Can you then confirm that it is ok to wrap the existing duck-board with unfaced or faced fiberglass insulation? Can you also confirm that it is ok to cover the flex duck with blown-in insulation?

I'd really like to increase the duck-work efficiency and the above methods could be done fairly quickly. I however do not want to create some sort of mold issue, due to condensation, which is the concern as I've read. 

Thanks,
Ralph


----------



## user_12345a (Nov 23, 2014)

for best performance but highest initial cost, insulate the roof deck and close soffit vents.

otherwise, yah, do what you can with radiant barrier.

The danger of buying flex duct in insulation is you make the outer barrier of the duct too cold, resulting in condensation and water damage - rot, mold.

This can also be an issue with fiberglass on duct work unless the wrap is 100% air tight which it never is; would have better luck actually gluing foam to duct board to beef up the insulation.


----------



## NotYerUncleBob2 (Dec 29, 2017)

This is a duck:








This is a duct:


----------



## RochesterBen (Feb 5, 2018)

NotYerUncleBob2 said:


> This is a duck:
> 
> 
> 
> ...


:vs_laugh: I've been waiting for this!


----------



## Porsche986S (Dec 10, 2017)

My 2 cents keep the change :smile: In my last garage I had a mini split AC/heat system . My rafters were 2x4's and I had architectural shingles on the roof . In GA. just like AL. it gets very hot in the summers . That attic space just is roasting hot . I had conventional soffit vents and a ridge vent . On a whim I purchased off of Craigslist several rolls of radiant barrier . 

I simply stapled the radiant barrier to the bottom of the roof rafters creating a 3 1/2 " " air space " between the radiant barrier and the bottom of the roof deck . I only had R13 fiberglass kraft paper for insulation because I was going to add blown in but never did before we sold that house . I ran that mini split winter and summer and tracked electric cost usage , it averaged $20.00 a month more after I added the mini split to the garage . The garage was 24 x 26 with a peaked ceiling of 14 ' . I know for a fact that the addition of the radiant barrier helped . 

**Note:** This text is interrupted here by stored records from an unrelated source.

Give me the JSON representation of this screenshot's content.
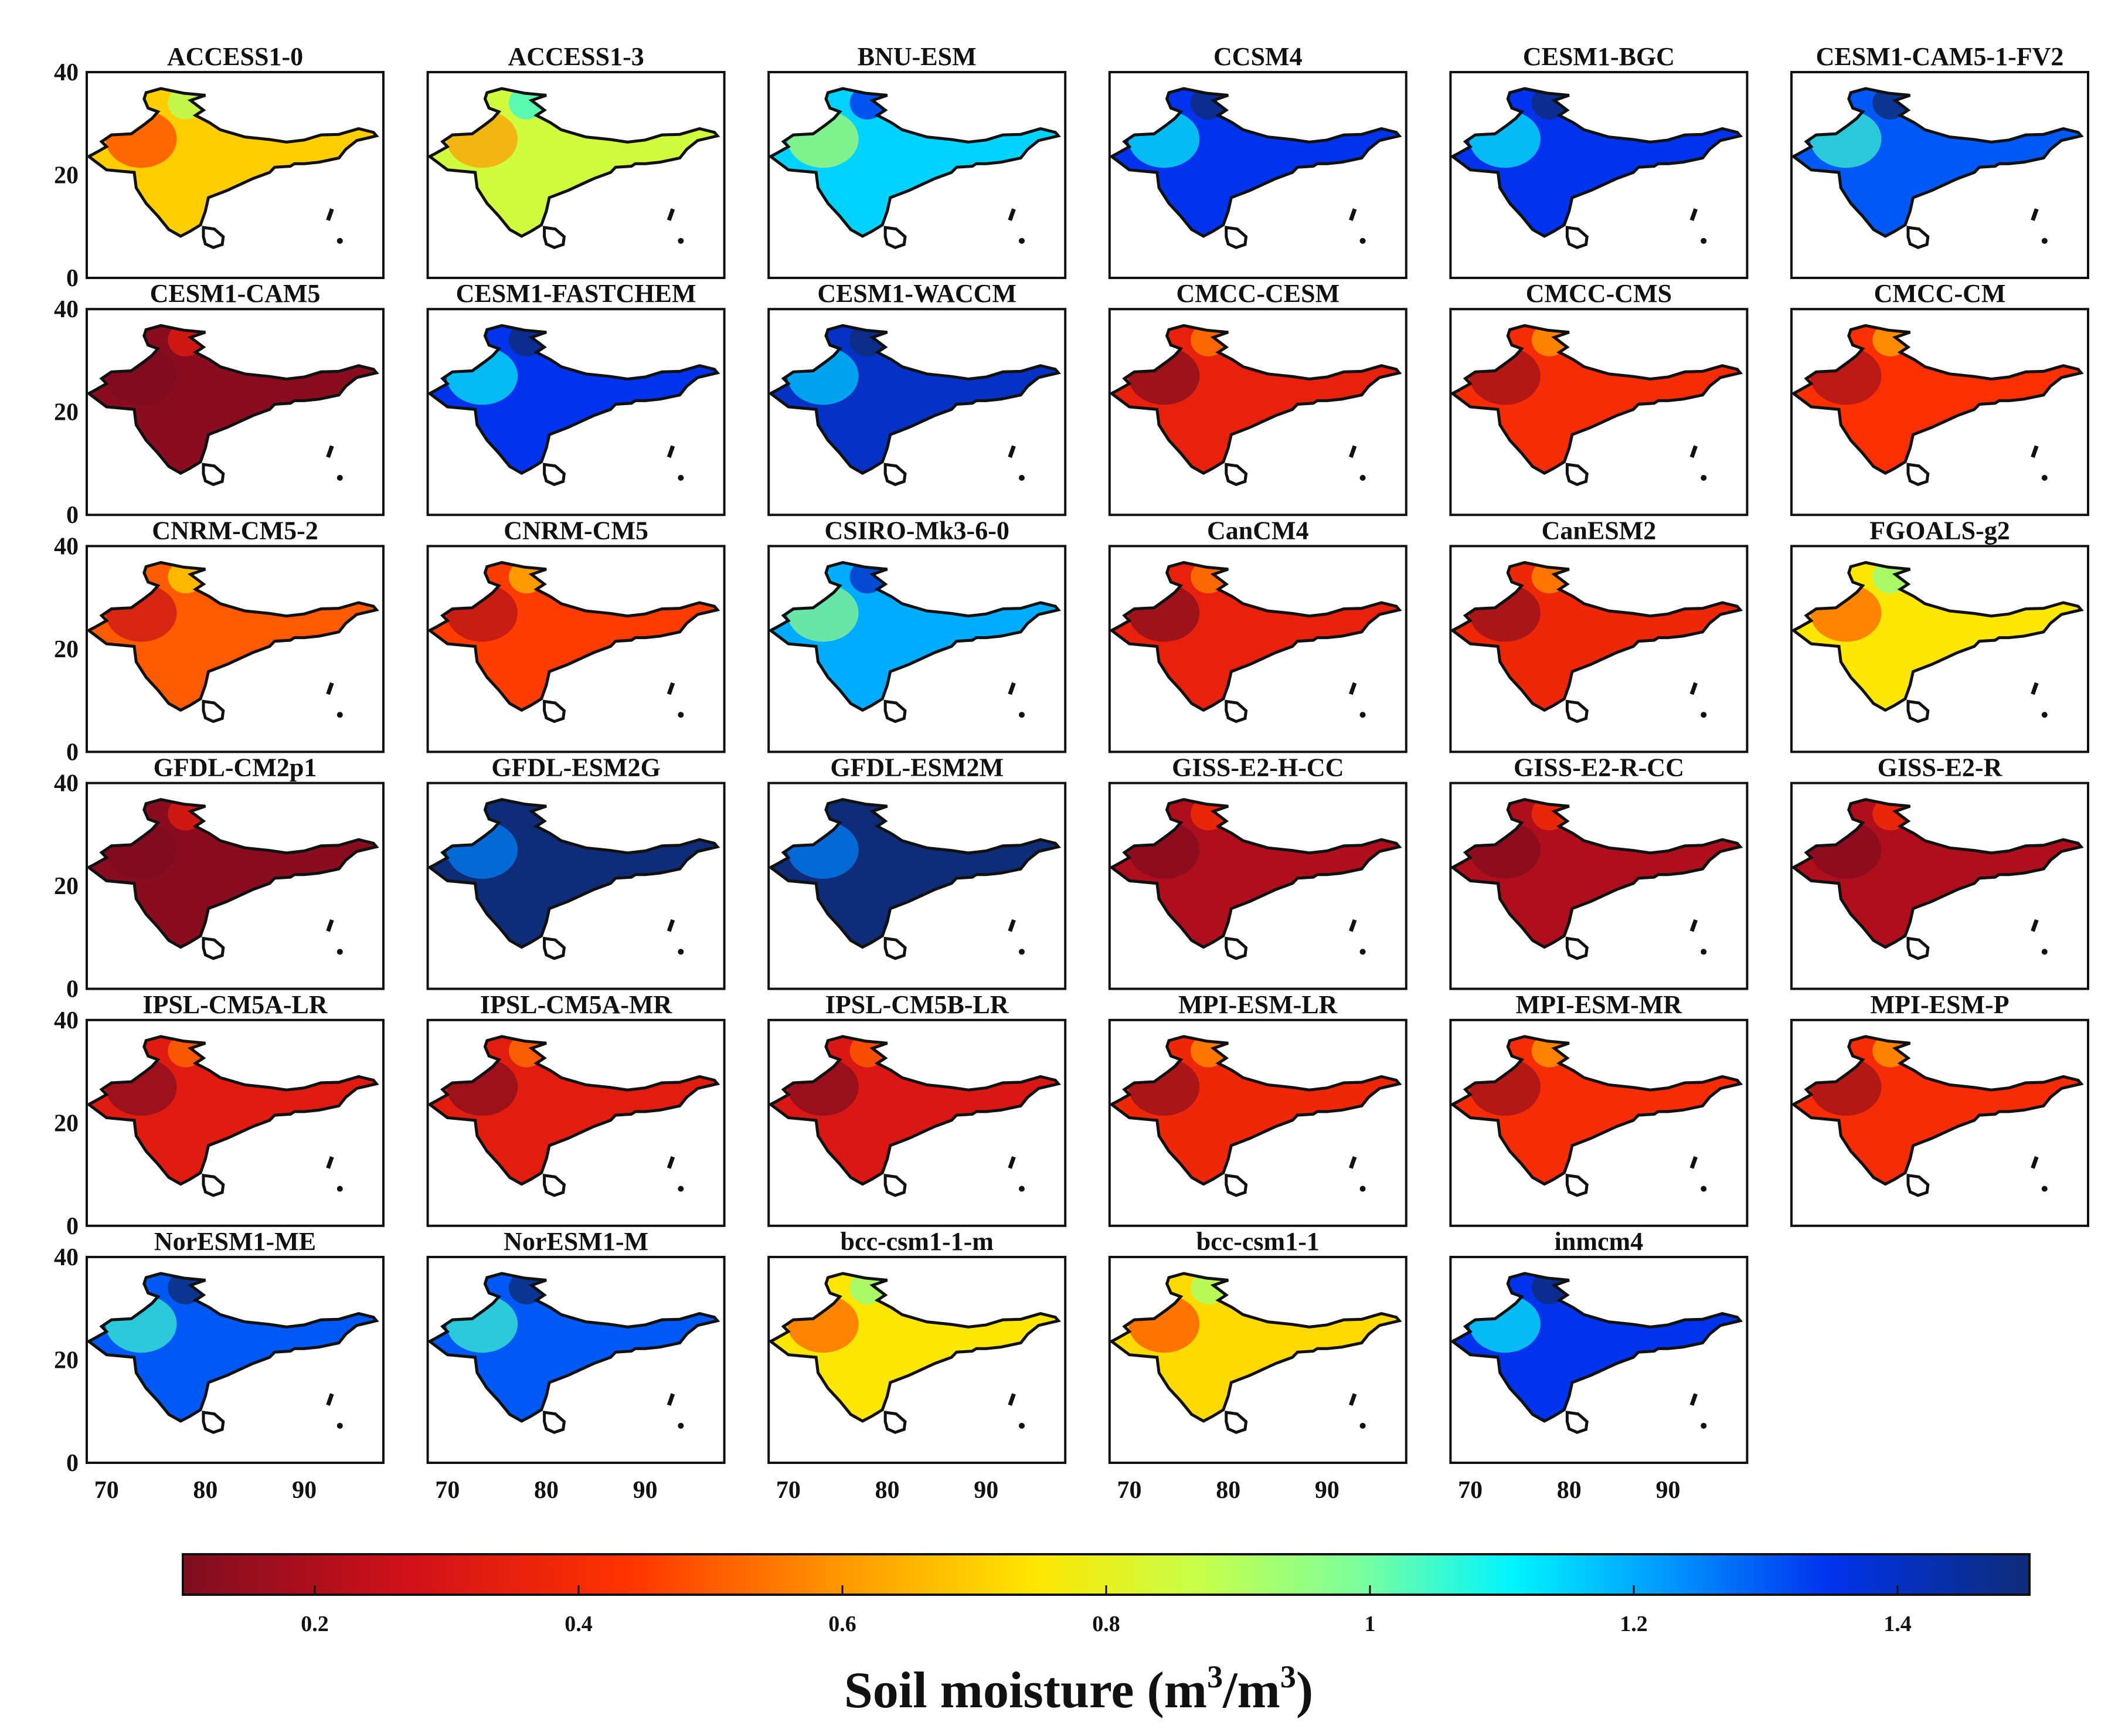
{
  "chart_data": {
    "type": "heatmap",
    "figure_kind": "small-multiple spatial maps (India region)",
    "panel_titles": [
      "ACCESS1-0",
      "ACCESS1-3",
      "BNU-ESM",
      "CCSM4",
      "CESM1-BGC",
      "CESM1-CAM5-1-FV2",
      "CESM1-CAM5",
      "CESM1-FASTCHEM",
      "CESM1-WACCM",
      "CMCC-CESM",
      "CMCC-CMS",
      "CMCC-CM",
      "CNRM-CM5-2",
      "CNRM-CM5",
      "CSIRO-Mk3-6-0",
      "CanCM4",
      "CanESM2",
      "FGOALS-g2",
      "GFDL-CM2p1",
      "GFDL-ESM2G",
      "GFDL-ESM2M",
      "GISS-E2-H-CC",
      "GISS-E2-R-CC",
      "GISS-E2-R",
      "IPSL-CM5A-LR",
      "IPSL-CM5A-MR",
      "IPSL-CM5B-LR",
      "MPI-ESM-LR",
      "MPI-ESM-MR",
      "MPI-ESM-P",
      "NorESM1-ME",
      "NorESM1-M",
      "bcc-csm1-1-m",
      "bcc-csm1-1",
      "inmcm4"
    ],
    "typical_soil_moisture": [
      0.7,
      0.85,
      1.15,
      1.35,
      1.35,
      1.3,
      0.12,
      1.35,
      1.4,
      0.35,
      0.4,
      0.42,
      0.5,
      0.45,
      1.2,
      0.35,
      0.38,
      0.75,
      0.12,
      1.5,
      1.5,
      0.2,
      0.2,
      0.2,
      0.32,
      0.33,
      0.3,
      0.38,
      0.4,
      0.4,
      1.3,
      1.3,
      0.75,
      0.72,
      1.35
    ],
    "x_ticks": [
      "70",
      "80",
      "90"
    ],
    "y_ticks": [
      "0",
      "20",
      "40"
    ],
    "xlim": [
      68,
      98
    ],
    "ylim": [
      0,
      40
    ],
    "colorbar": {
      "ticks": [
        "0.2",
        "0.4",
        "0.6",
        "0.8",
        "1",
        "1.2",
        "1.4"
      ],
      "tick_values": [
        0.2,
        0.4,
        0.6,
        0.8,
        1.0,
        1.2,
        1.4
      ],
      "range": [
        0.1,
        1.5
      ],
      "colormap": "jet-reversed (red to blue)",
      "title_prefix": "Soil moisture (m",
      "title_sup1": "3",
      "title_mid": "/m",
      "title_sup2": "3",
      "title_suffix": ")"
    }
  }
}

I can't say that it radiates 93 % back through the roof as the manufacturer claims but common sense say's that it will help . I am now building another two bay man cave garage that will also have a mini split for AC/heat along with a metal roof . The building started as a pole barn and also has 2x4 rafters with 2x4 perlons then the metal roof . I will again install radiant barrier to the underside of the rafters below the perlons . In this case I will have a 5 " air space between roof panels and barrier . Full length ridge vent and full length soffit vents . Sorry for the long reply just wanted you to know my experience with the barrier .


----------



## Ralph III (Oct 7, 2011)

Thanks Porsche!

I can get some radiant barrier fairly affordable off Ebay so will look to install some.

--------------------------------------------------------------------------------

In regards to insulating "duct" work in the attic. As I've read and stated here, you risk creating moisture/mold by wrapping insulation around the duct board or flex duct. However, what about just draping fiberglass (un-faced or faced) insulation over the duct work? Wouldn't that be similar to insulating the roof line but instead you are placing the barrier directly over the duct work? 

God Bless,
Ralph


----------



## Porsche986S (Dec 10, 2017)

Just to be clear I am a fan of the radiant barrier but it is just one piece of the puzzle . You rarely will get hurt by adding more insulation . Had I kept the previous house/garage I would have added more insulation to that garage ceiling as 3 1/2 " R13 is just not enough . In my new garage I will go at least R30 or more PLUS the radiant barrier .


----------